Model-based simulation to explore the cost-effectiveness of following practice guidelines for triglyceride and low-density lipoprotein cholesterol control among patients with diabetes mellitus and mixed dyslipidemia.Clin Ther. 2009 Apr; 31(4):862-79.CT
The National Cholesterol Education Program Adult Treatment Panel III guidelines recommend maintaining lipid levels within particular targets to reduce the risk of coronary heart disease (CHD) events.
The objective of this simulation study was to evaluate the cost-effectiveness of following guideline-recommended care compared with current practice or usual care for patients with diabetes mellitus (DM) and mixed dyslipidemia (ie, high low-density lipoprotein cholesterol [LDL-C] and triglyceride [TG] levels).

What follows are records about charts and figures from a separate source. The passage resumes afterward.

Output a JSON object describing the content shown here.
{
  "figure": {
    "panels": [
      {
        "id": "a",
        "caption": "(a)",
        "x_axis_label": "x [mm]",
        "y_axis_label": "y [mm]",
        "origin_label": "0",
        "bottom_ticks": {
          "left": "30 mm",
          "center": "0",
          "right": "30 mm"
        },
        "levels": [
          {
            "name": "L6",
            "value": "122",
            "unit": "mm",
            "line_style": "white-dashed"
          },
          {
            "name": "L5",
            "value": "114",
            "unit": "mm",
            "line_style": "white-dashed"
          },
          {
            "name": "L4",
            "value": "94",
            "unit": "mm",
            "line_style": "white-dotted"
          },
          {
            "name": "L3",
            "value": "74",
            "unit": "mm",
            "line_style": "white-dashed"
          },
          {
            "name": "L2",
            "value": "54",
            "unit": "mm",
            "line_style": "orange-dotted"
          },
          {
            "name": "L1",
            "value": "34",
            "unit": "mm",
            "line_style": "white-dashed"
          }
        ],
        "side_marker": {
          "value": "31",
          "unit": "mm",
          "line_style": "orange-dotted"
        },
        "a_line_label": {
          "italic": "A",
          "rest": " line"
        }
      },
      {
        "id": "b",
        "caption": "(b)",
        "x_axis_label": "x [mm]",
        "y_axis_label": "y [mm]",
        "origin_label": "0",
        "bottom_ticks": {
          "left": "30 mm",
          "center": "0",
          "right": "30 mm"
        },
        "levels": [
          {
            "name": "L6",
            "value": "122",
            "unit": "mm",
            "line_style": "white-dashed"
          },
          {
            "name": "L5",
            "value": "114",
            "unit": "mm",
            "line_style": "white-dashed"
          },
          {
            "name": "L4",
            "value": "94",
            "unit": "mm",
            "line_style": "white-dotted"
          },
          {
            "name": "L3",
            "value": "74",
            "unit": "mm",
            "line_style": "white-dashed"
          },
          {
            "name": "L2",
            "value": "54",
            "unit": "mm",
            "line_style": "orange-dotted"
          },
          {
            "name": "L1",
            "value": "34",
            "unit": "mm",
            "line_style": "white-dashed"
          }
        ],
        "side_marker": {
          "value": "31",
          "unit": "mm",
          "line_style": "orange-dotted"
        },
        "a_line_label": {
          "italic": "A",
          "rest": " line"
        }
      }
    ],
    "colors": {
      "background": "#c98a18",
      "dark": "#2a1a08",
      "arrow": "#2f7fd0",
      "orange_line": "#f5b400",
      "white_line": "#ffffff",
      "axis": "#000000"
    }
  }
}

A simulation model using a US health care payer perspective was designed to predict changes in lipid levels (LDL-C, TG, high-density lipoprotein cholesterol, and total cholesterol) and long-term CHD risk. Data about patients with DM and uncontrolled TG and/or LDL-C were taken from an electronic medical records database to develop the description of current care (eg, statin, fibrate, or no medication) and cholesterol levels. Patients with uncontrolled lipid levels who were not following guideline recommendations were assumed to be receiving combination treatment (ie, coadministration of statin and fibrate) or monotherapy for the uncontrolled lipids under guideline care. Results from a previous study were used to project incremental benefits of combination treatment compared with monotherapy. CHD events were predicted based on risk equations. A 20-year model of direct costs and quality-adjusted life-years (QALYs) was created.
Among patients switched to guideline therapy, the model predicted 72% achieved 2 lipid targets and 44% achieved 3 lipid targets in 1 year. Over 20 years, in a modeled sample of 1000 patients, 176 myocardial infarction and angina events would be avoided by following guideline care. Total present value of costs for drug treatment and medical care for CHD events would be $33,626 per patient for guideline treatment versus $25,264 per patient for current care. The discounted QALY gain would be 0.18 per patient for an incremental cost per QALY of $50,315.
The results of this model simulation suggest that for patients with DM and mixed dyslipidemia, following treatment guidelines rather than current practice (including combination therapy rather than monotherapy) would result in more patients achieving lipid targets, fewer CHD events, and more QALYs gained at a reasonable cost (less than $109,000) per QALY.